The thing we can all agree on is that there is a storm packing high winds that very well could change the landscape of the Supreme Court.

That is the political reality that David Prosser faces on April 5th.

Time For Merit Selection Of Wisconsin Supreme Court Justices

Today the Wisconsin State Journal hit the nail on the head in their editorial concerning the spring elections.  Sadly, too few will make it to the final paragraphs in the piece, or think twice about it.

One of the issues where my thinking has evolved to the largest degree over time has to do with the way we select judges to the Wisconsin State Supreme Court.  Twenty years ago I was a strong supporter of the election process which allowed state citizens a direct voice in electing judges. 

I admit there seems something very ‘American’ about the process.  I know there is still a very strong public desire for such elections, as people think that this process allows them to make for a better court system. 

But what is happening to the role of justice in Wisconsin with the blending of very costly campaigns that blur into political races should concern all of us.  The end result is not a better court system, but instead a fractured and deteriorated one. 

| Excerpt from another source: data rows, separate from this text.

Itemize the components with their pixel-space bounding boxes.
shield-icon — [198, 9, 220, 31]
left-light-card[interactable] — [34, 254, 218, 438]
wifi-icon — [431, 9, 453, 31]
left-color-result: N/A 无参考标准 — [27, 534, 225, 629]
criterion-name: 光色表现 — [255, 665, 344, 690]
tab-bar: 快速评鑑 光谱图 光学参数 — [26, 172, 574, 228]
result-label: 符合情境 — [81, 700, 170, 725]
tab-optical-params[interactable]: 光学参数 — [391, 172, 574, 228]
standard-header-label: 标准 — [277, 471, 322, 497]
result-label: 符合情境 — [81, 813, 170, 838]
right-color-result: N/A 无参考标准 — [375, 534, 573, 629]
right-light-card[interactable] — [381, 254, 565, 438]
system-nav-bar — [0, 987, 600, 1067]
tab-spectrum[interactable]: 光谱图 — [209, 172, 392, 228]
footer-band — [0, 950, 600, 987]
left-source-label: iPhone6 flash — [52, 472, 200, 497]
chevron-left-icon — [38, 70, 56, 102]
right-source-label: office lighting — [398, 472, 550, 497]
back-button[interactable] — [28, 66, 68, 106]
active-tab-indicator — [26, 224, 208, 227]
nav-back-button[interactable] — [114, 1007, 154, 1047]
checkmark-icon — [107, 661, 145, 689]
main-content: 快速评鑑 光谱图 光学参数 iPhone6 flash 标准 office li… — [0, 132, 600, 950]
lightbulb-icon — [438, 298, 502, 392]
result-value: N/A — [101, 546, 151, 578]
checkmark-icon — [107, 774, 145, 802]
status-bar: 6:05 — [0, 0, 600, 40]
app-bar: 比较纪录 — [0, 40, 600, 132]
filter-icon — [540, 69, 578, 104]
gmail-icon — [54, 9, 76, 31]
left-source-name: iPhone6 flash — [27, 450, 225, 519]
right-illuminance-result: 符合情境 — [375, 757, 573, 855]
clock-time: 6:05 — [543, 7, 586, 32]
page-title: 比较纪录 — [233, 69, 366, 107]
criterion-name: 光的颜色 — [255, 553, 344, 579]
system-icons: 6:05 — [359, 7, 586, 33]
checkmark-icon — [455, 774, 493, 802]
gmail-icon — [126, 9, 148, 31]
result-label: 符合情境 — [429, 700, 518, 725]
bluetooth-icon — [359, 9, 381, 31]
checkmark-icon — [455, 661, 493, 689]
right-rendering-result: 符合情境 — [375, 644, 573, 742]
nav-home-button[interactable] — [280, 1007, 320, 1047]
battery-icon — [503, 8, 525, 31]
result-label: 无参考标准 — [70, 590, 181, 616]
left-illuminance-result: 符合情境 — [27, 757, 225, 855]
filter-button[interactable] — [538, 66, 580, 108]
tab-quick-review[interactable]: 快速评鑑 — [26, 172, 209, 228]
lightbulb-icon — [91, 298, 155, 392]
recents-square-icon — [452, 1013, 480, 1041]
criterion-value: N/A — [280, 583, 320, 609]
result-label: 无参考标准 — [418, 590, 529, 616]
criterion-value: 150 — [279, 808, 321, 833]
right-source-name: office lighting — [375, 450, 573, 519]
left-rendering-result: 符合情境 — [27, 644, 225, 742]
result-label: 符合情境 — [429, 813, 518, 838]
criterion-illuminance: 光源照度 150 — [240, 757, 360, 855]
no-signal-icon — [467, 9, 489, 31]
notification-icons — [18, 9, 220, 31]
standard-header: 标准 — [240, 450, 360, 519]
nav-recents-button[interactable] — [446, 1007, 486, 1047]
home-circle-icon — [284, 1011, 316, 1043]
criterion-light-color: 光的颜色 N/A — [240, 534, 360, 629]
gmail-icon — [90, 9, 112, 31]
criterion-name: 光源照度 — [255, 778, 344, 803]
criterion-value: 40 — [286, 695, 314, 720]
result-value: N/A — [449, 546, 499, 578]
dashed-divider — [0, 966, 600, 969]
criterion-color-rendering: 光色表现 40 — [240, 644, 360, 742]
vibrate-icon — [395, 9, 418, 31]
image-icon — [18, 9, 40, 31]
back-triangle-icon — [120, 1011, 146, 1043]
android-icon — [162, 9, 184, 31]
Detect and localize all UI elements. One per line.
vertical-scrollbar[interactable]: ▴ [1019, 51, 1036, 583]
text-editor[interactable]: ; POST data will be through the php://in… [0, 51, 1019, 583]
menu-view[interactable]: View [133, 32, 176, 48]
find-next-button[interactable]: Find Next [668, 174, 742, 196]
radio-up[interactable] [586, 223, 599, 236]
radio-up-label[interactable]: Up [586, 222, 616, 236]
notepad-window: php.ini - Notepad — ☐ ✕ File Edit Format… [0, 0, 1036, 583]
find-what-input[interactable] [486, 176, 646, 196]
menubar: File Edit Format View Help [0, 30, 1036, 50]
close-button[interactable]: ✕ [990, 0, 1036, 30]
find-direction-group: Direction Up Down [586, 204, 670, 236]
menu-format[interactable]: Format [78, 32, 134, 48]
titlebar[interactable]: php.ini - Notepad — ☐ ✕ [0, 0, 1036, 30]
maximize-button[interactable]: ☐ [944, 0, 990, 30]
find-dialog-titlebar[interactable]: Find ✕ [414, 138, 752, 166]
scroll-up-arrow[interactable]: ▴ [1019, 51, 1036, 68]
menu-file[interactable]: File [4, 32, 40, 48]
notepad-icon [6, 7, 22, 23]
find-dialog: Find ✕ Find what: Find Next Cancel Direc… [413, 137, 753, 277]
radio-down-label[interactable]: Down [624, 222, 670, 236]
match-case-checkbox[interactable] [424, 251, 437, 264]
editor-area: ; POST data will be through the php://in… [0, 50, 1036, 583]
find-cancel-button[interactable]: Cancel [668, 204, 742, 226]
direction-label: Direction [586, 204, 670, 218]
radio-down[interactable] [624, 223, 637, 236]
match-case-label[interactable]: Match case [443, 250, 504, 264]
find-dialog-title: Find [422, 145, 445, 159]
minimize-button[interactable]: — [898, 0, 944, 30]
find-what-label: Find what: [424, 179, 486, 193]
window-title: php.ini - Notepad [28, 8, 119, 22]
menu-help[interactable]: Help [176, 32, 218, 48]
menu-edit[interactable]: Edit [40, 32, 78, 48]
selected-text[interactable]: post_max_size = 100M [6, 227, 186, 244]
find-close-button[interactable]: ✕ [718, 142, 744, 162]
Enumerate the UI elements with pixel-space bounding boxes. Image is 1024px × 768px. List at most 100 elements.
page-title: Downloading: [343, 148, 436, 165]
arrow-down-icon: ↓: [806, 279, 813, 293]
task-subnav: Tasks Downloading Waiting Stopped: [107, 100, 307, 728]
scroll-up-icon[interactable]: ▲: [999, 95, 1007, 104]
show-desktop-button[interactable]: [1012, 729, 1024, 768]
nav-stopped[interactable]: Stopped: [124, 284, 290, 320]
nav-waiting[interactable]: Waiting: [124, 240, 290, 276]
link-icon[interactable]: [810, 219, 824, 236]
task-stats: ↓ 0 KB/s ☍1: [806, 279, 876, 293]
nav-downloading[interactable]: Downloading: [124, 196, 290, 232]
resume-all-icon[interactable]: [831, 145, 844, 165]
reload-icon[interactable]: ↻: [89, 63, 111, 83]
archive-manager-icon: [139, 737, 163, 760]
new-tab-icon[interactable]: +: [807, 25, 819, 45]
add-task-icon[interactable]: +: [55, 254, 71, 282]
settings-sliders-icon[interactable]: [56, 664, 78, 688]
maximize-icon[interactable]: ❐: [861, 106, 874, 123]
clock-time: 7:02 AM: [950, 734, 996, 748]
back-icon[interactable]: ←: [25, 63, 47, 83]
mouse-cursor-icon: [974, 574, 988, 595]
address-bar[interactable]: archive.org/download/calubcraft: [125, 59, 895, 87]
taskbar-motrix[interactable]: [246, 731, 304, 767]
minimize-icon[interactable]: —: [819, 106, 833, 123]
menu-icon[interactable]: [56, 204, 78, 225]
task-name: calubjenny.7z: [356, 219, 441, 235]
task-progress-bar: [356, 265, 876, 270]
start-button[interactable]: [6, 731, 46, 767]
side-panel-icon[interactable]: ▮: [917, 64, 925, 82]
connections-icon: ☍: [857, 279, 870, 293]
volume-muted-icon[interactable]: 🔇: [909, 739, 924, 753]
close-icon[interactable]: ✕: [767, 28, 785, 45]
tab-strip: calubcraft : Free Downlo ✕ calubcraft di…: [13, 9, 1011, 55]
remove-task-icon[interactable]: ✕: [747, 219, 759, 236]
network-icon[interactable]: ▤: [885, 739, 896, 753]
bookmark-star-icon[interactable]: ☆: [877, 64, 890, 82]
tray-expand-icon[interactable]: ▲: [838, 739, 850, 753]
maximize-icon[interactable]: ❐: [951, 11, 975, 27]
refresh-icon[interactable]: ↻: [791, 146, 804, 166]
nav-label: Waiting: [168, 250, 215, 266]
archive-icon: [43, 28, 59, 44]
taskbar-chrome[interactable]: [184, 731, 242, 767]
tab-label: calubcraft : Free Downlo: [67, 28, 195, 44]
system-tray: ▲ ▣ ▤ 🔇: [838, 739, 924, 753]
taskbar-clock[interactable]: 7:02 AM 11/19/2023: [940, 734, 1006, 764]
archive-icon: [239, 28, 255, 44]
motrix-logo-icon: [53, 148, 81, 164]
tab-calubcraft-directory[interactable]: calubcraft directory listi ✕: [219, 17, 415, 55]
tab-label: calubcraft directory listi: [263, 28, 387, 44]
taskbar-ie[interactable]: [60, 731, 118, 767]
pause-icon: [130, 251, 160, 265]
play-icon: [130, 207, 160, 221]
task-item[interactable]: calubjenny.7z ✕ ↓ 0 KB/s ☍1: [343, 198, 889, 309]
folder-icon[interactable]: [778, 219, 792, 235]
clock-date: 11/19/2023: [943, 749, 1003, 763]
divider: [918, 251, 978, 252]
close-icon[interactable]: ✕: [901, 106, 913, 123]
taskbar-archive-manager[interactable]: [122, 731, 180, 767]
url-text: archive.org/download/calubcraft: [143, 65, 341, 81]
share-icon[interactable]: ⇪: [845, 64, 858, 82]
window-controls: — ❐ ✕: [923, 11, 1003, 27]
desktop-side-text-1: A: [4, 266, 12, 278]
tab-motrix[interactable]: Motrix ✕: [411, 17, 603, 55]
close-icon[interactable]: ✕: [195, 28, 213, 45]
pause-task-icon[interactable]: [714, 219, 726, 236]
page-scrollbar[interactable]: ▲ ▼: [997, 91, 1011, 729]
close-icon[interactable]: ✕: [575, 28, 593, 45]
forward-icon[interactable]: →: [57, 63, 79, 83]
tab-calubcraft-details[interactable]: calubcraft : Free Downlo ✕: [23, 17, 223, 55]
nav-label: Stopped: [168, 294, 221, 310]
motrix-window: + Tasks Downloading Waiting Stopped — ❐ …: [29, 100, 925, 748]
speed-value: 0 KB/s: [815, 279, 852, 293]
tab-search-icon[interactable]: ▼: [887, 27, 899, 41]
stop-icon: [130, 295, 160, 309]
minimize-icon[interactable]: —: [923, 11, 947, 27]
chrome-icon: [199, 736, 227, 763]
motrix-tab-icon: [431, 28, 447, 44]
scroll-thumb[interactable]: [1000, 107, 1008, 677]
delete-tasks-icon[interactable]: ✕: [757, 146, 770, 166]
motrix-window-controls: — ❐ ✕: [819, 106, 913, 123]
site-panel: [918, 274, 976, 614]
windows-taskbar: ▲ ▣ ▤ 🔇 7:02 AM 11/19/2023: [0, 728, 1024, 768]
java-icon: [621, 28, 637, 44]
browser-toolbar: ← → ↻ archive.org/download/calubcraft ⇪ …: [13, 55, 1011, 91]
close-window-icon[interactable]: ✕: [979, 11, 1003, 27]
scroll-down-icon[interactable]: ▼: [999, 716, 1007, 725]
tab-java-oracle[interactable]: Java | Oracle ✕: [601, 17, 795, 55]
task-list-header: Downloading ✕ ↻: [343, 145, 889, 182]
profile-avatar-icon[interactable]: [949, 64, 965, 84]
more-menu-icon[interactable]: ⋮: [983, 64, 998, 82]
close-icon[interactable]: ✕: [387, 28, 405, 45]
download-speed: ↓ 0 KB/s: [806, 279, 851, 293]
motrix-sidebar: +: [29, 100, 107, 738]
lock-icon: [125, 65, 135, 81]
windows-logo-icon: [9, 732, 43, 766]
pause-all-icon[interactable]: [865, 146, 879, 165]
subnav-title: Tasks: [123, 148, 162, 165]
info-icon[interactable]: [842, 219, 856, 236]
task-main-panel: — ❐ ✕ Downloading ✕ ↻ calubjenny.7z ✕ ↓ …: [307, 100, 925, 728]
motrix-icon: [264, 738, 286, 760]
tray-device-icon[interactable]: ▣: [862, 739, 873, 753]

That we have allowed supreme court races to become multimillion dollar slugfests is undermining the way justice is conducted on the high court.  After all, the Supreme Court  has refused to adopt a rule on when specific campaign contributions should trigger recusals from cases that are pending before the justices.  That we even need to talk about such issues should send a clear signal that something is wrong, and a remedy is required.

My concern is that the rule of law, and the elevated stature of the judiciary are in jeopardy.  These are  important matters to consider.  I do not think just anyone should be allowed to place their name on the ballot, raise huge amounts of money from special interest sources, and manipulate the voters with never-ending TV commercials.  Justice should not be so easily manipulated.

This may smack some as elitist.  To them I ask they answer two concerns I have.

First, should the style that we witnessed this past November when electing Congress be a model for the way we elect a member to the supreme court? 

Second, does a slick series of ads from faceless contributors with deep pockets mean the candidate has the necessary skills or ethics to well serve the public, or the letter of the law?

I do not feel that those who think it is ‘their right’ to elect supreme court justices ever ponder the larger questions of process and ethics.

Therefore I am in complete agreement with what the WSJ penned today.

Then there’s the state Supreme Court race, which is shaping up to be another mud bath featuring millions of dollars in attack ads soiling the high court’s image. It’s a terrible way to select our top judges, who unlike other elected officials are supposed to be impartial and insulated from public influence.

For now, Wisconsin is stuck with its badly flawed judicial elections. And it’s hard to see how public financing of campaigns will change much, given that special interest groups can still spend whatever they want.

There is a way to correct the problems which comes from electing justices.   That would be just stop electing them!

We should strongly consider, and then implement the merit selection system for placing a judge on the high court.

There are different ways that merit selection can work.  But the process could start with a nonpartisan group that would recommend names for the court.  Then either the governor or legislature might make the selection.  After a set number of years the voters could then vote yes or no on retaining that person for another term. 

What appeals to me so very much is the idea that the first step in the process would insure that only highly qualified and thoughtful names would be advanced.  The ones with low ethical standards that do not mesh with our ideals, or those without intelligence that reflects our needs would be weeded out. 

The likes of  Annette Ziegler or a  Michael Gableman would never surface when the goal is to have the best and brightest serve. 

To allow for the corroded electoral process of electing justices to continue does not serve the greater good, or live up to the standards of justice that we (hopefully) were taught in civics class.